I sent her links to German AS sites (her English is atrocious), but she won't face the fact that she is autistic. I don't push her, because with me being so far away, I don't think I'd accomplish anything but alienating her.

I know that mentally handicapped people very often tend to be overweight, especially people with Down's syndrome. But despite the fact that she was overweight right from infancy (the only fat child of eight), she is definitely not mentally handicapped (at least not when it comes to general intelligence). She seems to be one of the most foolish people I know (it's hard to be around her for long, she talks incessantly about the most unimportant things imaginable). But she manages much better in some ways than I do! Her appartment is immaculate, her bills are paid, she is organized. She can even do multi tasking.

Amy Wrote:
I will post about it on an NT parents forum, just giving the link and see what people make of it on their own.

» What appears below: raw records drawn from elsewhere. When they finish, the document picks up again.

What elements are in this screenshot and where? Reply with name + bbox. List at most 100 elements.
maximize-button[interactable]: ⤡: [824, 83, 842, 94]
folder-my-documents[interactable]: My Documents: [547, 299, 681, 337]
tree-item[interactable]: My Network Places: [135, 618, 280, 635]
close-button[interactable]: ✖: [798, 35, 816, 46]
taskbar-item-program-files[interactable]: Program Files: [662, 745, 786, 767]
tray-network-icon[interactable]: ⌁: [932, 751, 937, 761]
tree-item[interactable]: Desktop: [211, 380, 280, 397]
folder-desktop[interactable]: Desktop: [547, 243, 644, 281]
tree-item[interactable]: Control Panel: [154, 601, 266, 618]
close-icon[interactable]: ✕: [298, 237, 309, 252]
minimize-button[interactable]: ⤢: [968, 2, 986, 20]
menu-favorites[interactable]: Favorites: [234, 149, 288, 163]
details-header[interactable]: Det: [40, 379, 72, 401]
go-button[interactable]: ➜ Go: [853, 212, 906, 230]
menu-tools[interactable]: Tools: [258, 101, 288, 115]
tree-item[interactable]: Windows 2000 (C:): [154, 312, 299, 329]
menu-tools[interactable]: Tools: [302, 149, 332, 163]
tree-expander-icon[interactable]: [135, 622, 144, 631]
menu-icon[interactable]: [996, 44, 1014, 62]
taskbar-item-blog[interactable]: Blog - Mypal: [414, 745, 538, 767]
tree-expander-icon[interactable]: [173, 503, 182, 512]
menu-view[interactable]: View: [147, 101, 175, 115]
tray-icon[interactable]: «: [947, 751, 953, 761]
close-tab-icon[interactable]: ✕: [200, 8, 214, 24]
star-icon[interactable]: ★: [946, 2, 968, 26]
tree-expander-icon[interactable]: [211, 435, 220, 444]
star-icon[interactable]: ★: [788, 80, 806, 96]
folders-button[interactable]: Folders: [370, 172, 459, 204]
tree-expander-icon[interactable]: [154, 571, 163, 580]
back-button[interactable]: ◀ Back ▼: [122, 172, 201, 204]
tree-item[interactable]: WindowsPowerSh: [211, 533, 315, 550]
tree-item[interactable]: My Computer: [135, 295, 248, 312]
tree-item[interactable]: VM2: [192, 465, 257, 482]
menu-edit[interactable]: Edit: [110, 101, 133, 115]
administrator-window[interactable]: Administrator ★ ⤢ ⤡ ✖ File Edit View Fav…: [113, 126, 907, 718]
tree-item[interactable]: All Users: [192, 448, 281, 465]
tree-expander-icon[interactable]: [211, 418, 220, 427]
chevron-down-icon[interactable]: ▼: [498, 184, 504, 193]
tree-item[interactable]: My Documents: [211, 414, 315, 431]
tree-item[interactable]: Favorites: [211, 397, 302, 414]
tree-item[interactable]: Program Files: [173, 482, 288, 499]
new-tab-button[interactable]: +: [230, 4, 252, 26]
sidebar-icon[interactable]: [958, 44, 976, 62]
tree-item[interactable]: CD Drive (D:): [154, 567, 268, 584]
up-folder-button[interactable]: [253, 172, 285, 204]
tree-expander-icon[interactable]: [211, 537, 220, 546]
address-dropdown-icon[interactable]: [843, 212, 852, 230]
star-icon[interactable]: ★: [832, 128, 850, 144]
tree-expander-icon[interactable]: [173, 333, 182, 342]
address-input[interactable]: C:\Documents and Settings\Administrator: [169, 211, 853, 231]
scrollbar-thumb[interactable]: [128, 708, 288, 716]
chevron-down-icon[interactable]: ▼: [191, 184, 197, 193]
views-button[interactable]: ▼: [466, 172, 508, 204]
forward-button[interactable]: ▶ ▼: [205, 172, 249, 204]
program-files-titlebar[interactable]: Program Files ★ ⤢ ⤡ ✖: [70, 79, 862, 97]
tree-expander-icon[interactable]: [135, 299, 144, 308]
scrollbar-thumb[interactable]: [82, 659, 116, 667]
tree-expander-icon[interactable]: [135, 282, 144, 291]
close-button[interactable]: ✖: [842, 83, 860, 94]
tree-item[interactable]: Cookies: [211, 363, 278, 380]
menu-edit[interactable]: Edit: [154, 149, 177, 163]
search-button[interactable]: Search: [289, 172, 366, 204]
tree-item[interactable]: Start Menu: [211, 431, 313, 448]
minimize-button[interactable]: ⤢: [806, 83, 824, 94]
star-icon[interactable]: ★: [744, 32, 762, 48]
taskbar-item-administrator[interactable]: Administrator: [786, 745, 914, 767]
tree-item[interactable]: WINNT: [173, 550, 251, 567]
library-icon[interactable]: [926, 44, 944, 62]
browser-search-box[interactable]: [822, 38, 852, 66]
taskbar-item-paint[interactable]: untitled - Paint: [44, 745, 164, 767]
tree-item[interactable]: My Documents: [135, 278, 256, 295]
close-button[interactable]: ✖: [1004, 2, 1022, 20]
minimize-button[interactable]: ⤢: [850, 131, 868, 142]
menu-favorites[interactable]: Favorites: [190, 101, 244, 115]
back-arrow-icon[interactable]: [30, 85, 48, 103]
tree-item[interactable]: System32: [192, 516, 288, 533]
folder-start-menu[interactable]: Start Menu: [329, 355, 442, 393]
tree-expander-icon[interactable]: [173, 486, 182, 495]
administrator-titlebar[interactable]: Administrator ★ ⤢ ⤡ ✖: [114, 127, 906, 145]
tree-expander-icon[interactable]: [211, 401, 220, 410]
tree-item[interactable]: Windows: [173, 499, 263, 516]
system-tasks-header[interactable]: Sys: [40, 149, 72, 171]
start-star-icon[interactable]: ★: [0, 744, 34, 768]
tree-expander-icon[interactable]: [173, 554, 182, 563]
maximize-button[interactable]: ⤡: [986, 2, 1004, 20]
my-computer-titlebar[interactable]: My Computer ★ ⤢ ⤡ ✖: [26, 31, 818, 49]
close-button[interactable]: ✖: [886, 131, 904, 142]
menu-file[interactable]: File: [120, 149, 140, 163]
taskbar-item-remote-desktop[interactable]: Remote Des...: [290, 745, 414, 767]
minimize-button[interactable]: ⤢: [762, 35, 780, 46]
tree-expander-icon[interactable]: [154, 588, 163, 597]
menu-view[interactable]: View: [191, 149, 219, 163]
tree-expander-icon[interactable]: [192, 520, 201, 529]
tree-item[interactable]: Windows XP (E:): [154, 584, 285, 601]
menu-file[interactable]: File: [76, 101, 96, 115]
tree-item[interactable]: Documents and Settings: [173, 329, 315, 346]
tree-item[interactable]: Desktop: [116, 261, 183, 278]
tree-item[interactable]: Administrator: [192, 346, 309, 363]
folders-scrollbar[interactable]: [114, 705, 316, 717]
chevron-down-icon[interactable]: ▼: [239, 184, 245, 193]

Let us know what they have to say about it, OK?

Yes, so far no-one has commented on the site.
Hi Laurentius, and welcome.

You said "We all have a genetic syndrome, it is our genes that describe us, yes all of us, Aspies, NT's the lot, I wonder what you know or don't know, who you advocate for or do not. If we start hiving off some sections of the community as not worthy of attention, who then are we speaking for at all ?

Laurentius"

Not sure if you are asking Lili, or addressing the site in general.

Do you think NTs would concede that they too have a 'genetic syndrome' or would they be affronted by it?

Not sure what you meant by 'hiving off'.
Lili is entirely correct that many genetic conditions include facial adn other characteristics, but I think that it is important to note that since autism is a spectrum disorder that different types of autism appear to exist, and that some may have different characteristics than others.  Some of them may not even be genetically related and yet still produce similar clinical manifestations.  As someone else said, the site does include depictions of other possible manifestations of autism to illustrate this point.

On the whole I think its a very clever and thought provking website.  Websites and other materials coming directly from those with firsthand knowledge of profound autism or whatever you want to call it, as well as society's reaction to it, are very interesting and I wish there were more about.
I never said all conditions have facial characteristics, and I never said all physical characteristics not 'normal' indicated an underlying condition.

I mean that there are certain facial patterns which are characteristic of certain conditions.  Fragile X for example very often results in a very long chin, which becomes more pronounced with age.  Allagile (not sure of spelling) syndrome has a characteristic facial pattern which I cant recall the specifcs of, but it IS recognizable and fairly unique.

The fact that some conditions have facial characteristics doesnt mean that all do.

And its TRUE by the way.  Its one of them scientific thingies you read about in textbooks and stuff...   FACT yes thats the word.